Dr. Robert and Chief of Neck Oncology and head of neck oncology and head of neck oncology, Dr. Robert Hadd said, “This is the first approval of a checkpoint inhibitor in the curative, perioperative setting and it represents a large -scale paradigm change of how we surgery leads head and neck cancer.” Keenot -689 Steering Committee.

The Keenote -689 test received 714 patients with the new diagnostic phase 3 or stage 4A head and neck squamous cell cancer randomly obtained the standard of care during and later (called) during and after (called) to receive either pembrolizub. Investigators also measured the presence of a target of pembrolizumbe, PD-L1 in the tumor, to determine whether the PD-L1 in the tumor would affect the reaction to the high score treatment of the PD-L1.
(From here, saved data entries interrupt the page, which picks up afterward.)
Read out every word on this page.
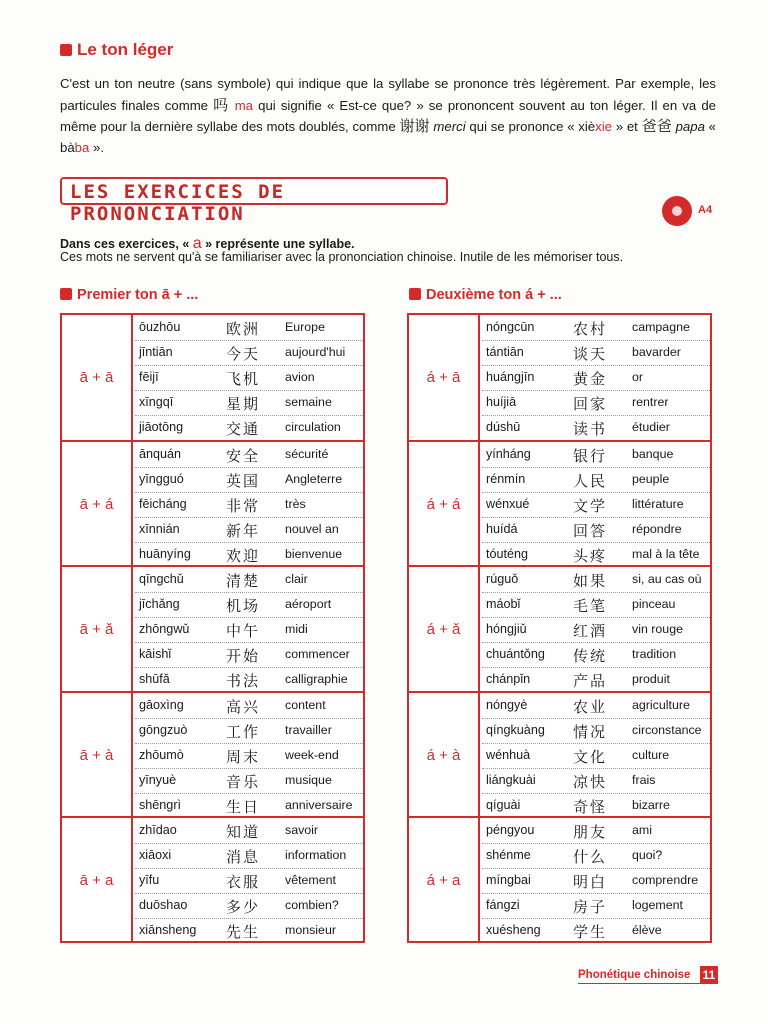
Le ton léger
C'est un ton neutre (sans symbole) qui indique que la syllabe se prononce très légèrement. Par exemple, les particules finales comme 吗 ma qui signifie « Est-ce que? » se prononcent souvent au ton léger. Il en va de même pour la dernière syllabe des mots doublés, comme 谢谢 merci qui se prononce « xièxie » et 爸爸 papa « bàba ».
LES EXERCICES DE PRONONCIATION	A4
Dans ces exercices, « a » représente une syllabe.
Ces mots ne servent qu'à se familiariser avec la prononciation chinoise. Inutile de les mémoriser tous.
Premier ton ā + ...	Deuxième ton á + ...
ā + ā
ōuzhōu	欧洲 Europe
jīntiān	今天 aujourd'hui
fēijī	飞机 avion
xīngqī	星期 semaine
jiāotōng	交通 circulation
ā + á
ānquán	安全 sécurité
yīngguó	英国 Angleterre
fēicháng	非常 très
xīnnián	新年 nouvel an
huānyíng 欢迎 bienvenue
ā + ǎ
qīngchǔ	清楚 clair
jīchǎng	机场 aéroport
zhōngwǔ 中午 midi
kāishǐ	开始 commencer
shūfǎ	书法 calligraphie
ā + à
gāoxìng	高兴 content
gōngzuò	工作 travailler
zhōumò	周末 week-end
yīnyuè	音乐 musique
shēngrì	生日 anniversaire
ā + a
zhīdao	知道 savoir
xiāoxi	消息 information
yīfu	衣服 vêtement
duōshao	多少 combien?
xiānsheng 先生 monsieur
á + ā
nóngcūn	农村 campagne
tántiān	谈天 bavarder
huángjīn	黄金 or
huíjiā	回家 rentrer
dúshū	读书 étudier
á + á
yínháng	银行 banque
rénmín	人民 peuple
wénxué	文学 littérature
huídá	回答 répondre
tóuténg	头疼 mal à la tête
á + ǎ
rúguǒ	如果 si, au cas où
máobǐ	毛笔 pinceau
hóngjiǔ	红酒 vin rouge
chuántǒng 传统 tradition
chánpǐn	产品 produit
á + à
nóngyè	农业 agriculture
qíngkuàng 情况 circonstance
wénhuà	文化 culture
liángkuài 凉快 frais
qíguài	奇怪 bizarre
á + a
péngyou	朋友 ami
shénme	什么 quoi?
míngbai	明白 comprendre
fángzi	房子 logement
xuésheng 学生 élève
Phonétique chinoise 11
The study showed its primary closing point that patients receiving pembrolizub had prolonged occurrence-free existence. The median event-free survival was 51.8 months with Pembrolizub and 30.4 after an average of 38.3 months follow-up. The team also saw a significant rate of major pathological reactions, which is a sufficient immune arbitration tumor destruction seen in surgical resolution.

Treatment was found safe without any newly seen side effects. In addition, patients taking Pambrolizube received surgery on time and did not delay it. immunotherapy-It side effects before the surgist.

The data was previously presented at the annual meeting of the 2025 American Association of Cancer Research (AACR).